Ryan M. Maloney

Random Thoughts on Analytics, Programming, and Tech

If you are working with e-commerce data, or most data for online businesses for that matter, chances are you or your leadership spend a good deal of time compiling or looking at some sort of time series data. This data comes in a myriad of flavors; whether it is sales by day, sales by week, sessions by hour, sales by day/by category, these are the views that inform your team of your businesses performance over a set period of time. If you are working with data in e-commerce, it then follows that being able to quickly and effectively plot time series data becomes a very valuable skill. In this post, we’ll go over some reproducible examples of informative time series plots using R and ggplot2, in addition to explaining the logic behind them and how you could use them in your day to day work.

Let’s start with a pretty basic example. Assume we have a CSV file with two columns, a list of dates, and your site’s total overall sales for the day:

The first thing we’ll want to do is read in the data, and take a look at the data types as well as some summary statistics :

data<-read.csv("sales_by_day.csv", header = TRUE)

str(data)
summary(data)

Reviewing the output, we notice a few things. First, we can see that our site averaged about $520k worth of sales per day for the time frame covered in the data set. There’s also a bit of variance in our sales numbers. Our worst day was just over 100k, while the best day was about 964K. Second, we notice that R is treating the SALES_DATE field as a factor, instead of reading it as a date. So, we’ll want to convert the SALES_DATE field to a date to ensure that it is treated as such.

Now when we call str(data) we can see that the SALES_DATE field is being read as a date instead of a factor. So, it looks like we are all set. Now to get plotting:

plot<-ggplot(data=data, aes(x=data$SALES_DATE, y=data$DOLLARS)) + geom_line()

plot

The basic call to ggplot needs to tell it what data we are plotting (ours is called “data” in this case), as well as what aesthetics aes() to map it to. Here aesthetics is just a fancy word for telling ggplot how to structure the appearance of the plot. In the example above, we are telling it that the x avis should be the sales date, and the y axis should be dollars. It is critical to understand that this structure (mapping data sources to aesthetics) is a foundation for building plots in ggplot. Finally, after we have that set up we tell ggplot we’d want to use a line plot, so we add + geom_line() which specifies the type of plot we want to use.

There are three key ingredients in any ggplot plot:

    1. 1. A dataset to plot

 

    1. 2. A map of aesthetics that sets the layout/structure and other “aesthetic” details of the plot

 

    3. A “geom” which is the shape/type of plot we want to use.

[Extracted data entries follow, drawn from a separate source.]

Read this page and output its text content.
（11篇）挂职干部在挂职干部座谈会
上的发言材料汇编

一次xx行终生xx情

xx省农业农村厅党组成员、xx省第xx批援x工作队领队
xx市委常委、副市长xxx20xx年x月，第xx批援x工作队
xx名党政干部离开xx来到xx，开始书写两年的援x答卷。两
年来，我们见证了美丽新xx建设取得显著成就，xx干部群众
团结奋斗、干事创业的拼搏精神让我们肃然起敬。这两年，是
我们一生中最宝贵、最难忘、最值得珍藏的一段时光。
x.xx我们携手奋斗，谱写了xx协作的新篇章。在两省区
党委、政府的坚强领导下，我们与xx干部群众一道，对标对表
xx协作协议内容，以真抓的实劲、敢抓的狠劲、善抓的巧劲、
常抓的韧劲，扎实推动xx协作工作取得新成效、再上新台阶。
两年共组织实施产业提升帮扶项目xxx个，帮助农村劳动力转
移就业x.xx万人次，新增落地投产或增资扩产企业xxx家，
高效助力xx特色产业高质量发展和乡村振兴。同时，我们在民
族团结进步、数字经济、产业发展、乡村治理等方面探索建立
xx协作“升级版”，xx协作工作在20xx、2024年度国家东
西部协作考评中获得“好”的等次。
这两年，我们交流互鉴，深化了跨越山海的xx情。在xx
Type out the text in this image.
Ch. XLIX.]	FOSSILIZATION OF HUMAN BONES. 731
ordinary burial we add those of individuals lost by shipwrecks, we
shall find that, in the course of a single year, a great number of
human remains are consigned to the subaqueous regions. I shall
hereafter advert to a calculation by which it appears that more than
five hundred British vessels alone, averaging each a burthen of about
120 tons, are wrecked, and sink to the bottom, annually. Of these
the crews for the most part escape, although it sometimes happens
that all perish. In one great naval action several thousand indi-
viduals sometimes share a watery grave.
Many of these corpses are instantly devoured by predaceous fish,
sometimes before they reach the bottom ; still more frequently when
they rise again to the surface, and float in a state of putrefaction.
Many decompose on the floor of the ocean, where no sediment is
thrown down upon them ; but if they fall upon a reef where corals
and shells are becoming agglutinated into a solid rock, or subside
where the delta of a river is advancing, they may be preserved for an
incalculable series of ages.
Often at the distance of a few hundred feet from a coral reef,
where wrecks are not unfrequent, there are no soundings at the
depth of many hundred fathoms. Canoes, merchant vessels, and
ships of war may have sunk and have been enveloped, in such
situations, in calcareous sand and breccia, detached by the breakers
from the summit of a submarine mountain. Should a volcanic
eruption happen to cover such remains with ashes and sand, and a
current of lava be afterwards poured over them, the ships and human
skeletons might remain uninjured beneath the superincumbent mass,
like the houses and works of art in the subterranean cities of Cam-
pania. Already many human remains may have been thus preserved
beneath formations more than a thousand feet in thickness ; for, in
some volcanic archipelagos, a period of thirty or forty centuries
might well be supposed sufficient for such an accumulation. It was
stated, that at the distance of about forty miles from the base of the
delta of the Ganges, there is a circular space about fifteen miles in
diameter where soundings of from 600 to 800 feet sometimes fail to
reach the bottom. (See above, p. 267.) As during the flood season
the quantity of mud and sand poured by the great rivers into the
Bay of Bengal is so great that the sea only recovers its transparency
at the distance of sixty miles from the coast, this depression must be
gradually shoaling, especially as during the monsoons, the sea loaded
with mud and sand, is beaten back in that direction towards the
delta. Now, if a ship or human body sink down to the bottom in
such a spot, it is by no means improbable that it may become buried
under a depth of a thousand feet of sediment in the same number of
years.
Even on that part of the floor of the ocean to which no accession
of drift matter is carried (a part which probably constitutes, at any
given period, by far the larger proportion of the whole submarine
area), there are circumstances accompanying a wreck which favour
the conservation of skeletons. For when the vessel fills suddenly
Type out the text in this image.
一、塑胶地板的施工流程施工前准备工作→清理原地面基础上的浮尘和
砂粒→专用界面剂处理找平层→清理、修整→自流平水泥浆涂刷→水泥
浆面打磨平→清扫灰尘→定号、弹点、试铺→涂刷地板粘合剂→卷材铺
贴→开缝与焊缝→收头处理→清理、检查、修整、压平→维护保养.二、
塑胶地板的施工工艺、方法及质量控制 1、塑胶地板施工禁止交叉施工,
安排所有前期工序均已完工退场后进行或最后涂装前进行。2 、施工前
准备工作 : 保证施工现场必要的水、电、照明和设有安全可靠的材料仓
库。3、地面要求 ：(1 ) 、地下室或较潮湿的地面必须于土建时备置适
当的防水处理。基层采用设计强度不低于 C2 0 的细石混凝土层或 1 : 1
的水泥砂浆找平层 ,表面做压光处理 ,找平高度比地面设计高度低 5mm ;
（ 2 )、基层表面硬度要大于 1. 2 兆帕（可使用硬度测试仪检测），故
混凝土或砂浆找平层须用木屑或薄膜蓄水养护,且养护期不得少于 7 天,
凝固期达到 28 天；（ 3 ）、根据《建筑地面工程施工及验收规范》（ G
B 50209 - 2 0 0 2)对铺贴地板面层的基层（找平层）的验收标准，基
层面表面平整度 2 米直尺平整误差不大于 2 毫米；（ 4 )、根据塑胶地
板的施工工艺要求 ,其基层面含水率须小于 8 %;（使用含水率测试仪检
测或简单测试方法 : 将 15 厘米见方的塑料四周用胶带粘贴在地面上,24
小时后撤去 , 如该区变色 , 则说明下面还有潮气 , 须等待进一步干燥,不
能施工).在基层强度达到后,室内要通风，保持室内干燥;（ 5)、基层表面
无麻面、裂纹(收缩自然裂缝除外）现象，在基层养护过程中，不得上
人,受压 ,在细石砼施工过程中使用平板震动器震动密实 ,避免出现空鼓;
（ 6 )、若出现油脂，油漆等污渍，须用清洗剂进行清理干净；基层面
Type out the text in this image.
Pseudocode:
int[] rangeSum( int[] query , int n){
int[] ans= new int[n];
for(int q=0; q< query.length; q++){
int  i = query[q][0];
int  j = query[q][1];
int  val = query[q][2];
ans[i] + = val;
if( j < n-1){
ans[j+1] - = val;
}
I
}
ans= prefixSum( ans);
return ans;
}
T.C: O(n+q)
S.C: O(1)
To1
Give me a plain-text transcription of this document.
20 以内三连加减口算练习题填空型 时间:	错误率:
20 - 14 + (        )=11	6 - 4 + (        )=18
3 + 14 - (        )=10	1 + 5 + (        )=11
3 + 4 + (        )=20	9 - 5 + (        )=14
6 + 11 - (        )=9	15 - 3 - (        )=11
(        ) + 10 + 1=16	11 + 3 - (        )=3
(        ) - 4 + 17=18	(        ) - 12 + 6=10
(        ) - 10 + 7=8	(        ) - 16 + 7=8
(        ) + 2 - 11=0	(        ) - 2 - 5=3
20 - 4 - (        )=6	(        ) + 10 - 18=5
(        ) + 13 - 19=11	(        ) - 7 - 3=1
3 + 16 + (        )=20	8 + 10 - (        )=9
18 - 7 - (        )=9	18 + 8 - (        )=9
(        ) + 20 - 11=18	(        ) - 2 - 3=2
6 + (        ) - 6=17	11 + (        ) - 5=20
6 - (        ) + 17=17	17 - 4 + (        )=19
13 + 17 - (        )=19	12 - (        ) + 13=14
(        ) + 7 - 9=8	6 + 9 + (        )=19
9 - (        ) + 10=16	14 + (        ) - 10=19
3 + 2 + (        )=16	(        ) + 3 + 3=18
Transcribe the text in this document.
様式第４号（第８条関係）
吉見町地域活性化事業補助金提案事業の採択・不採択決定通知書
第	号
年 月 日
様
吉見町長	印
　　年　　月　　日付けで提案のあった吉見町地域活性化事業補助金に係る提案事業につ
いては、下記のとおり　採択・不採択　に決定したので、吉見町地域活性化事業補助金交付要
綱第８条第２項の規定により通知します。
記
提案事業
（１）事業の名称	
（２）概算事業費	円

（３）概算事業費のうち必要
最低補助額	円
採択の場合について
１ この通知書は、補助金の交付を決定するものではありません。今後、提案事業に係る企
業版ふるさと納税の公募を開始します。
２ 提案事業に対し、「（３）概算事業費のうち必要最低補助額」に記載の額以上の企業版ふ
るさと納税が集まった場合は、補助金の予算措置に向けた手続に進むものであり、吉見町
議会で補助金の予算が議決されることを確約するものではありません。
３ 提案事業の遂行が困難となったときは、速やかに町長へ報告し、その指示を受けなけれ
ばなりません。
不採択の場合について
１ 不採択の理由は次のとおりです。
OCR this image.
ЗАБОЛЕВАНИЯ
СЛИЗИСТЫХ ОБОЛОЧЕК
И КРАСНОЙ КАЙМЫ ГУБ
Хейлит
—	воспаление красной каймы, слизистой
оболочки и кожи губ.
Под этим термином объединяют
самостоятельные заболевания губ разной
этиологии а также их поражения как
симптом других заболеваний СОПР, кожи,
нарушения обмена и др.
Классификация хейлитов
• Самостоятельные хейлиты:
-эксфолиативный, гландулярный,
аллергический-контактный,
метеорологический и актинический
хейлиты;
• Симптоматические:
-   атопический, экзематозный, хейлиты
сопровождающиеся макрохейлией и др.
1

So with that one line of code, we get a barebones plot that helps us visualize the trend in sales over our time frame. Not a bad start, but there is certainly some room for improvement. For example, you’ll often want to break out sales data over a period of time by marketing channel or category. Before you simply just export your data and throw it into ggplot, its important to take some time and make sure that it’s in the proper shape and format for plotting. Oftentimes, you will need to reshape or “pivot” your data to get it into the correct layout that is appropriate for the plots or transformations you are trying to create. It goes without saying that data manipulation, cleaning, and transformation are one of, if not the most time consuming part of a data analysis project.

Fortunately, there are some fantastic libraries in R that do the legwork for you, allowing you to quickly manipulate and transpose your data without a ton of legwork. The most prominent example is the reshape library, which at its core gives you to functions, “melt” and “cast” to reshape and transform your datasets. A full walkthrough of how to use the reshape library with examples is probably outside of the scope of this article, but there are some really useful articles and tutorials on google. This PDF, by Wickham himself, is a great example. So although we won’t go too in depth with the reshape library here, I wanted to emphasize the importance of thinking about the appropriate layout for your data before plotting, as well as share some examples of how to use it to pivot and recast data.

Moving on, let’s assume we have some time series data that features sales data by some other dimension (product category, marketing channel). Typically, you’ll want to have your data grouped by date along with the other dimension you are interested in:

Once the data is in order, you’ll want to think about how you’d like to visualize it. In the example above, one idea is to plot the trends for each marketing channel individually using facets. To accomplish this, we begin by following the same process as before – read in the data, build our plot object, map our aesthetics:

 

Once we have that, we expand on our plot object by adding on faceting, either through facet_wrap or facet_grid. The difference here is that facet_wrap

facet_grid(.~variable)

will return facets equal to the levels of variable distributed horizontally.

facet_grid(variable.~)

will return facets equal to the levels of variable distributed vertically.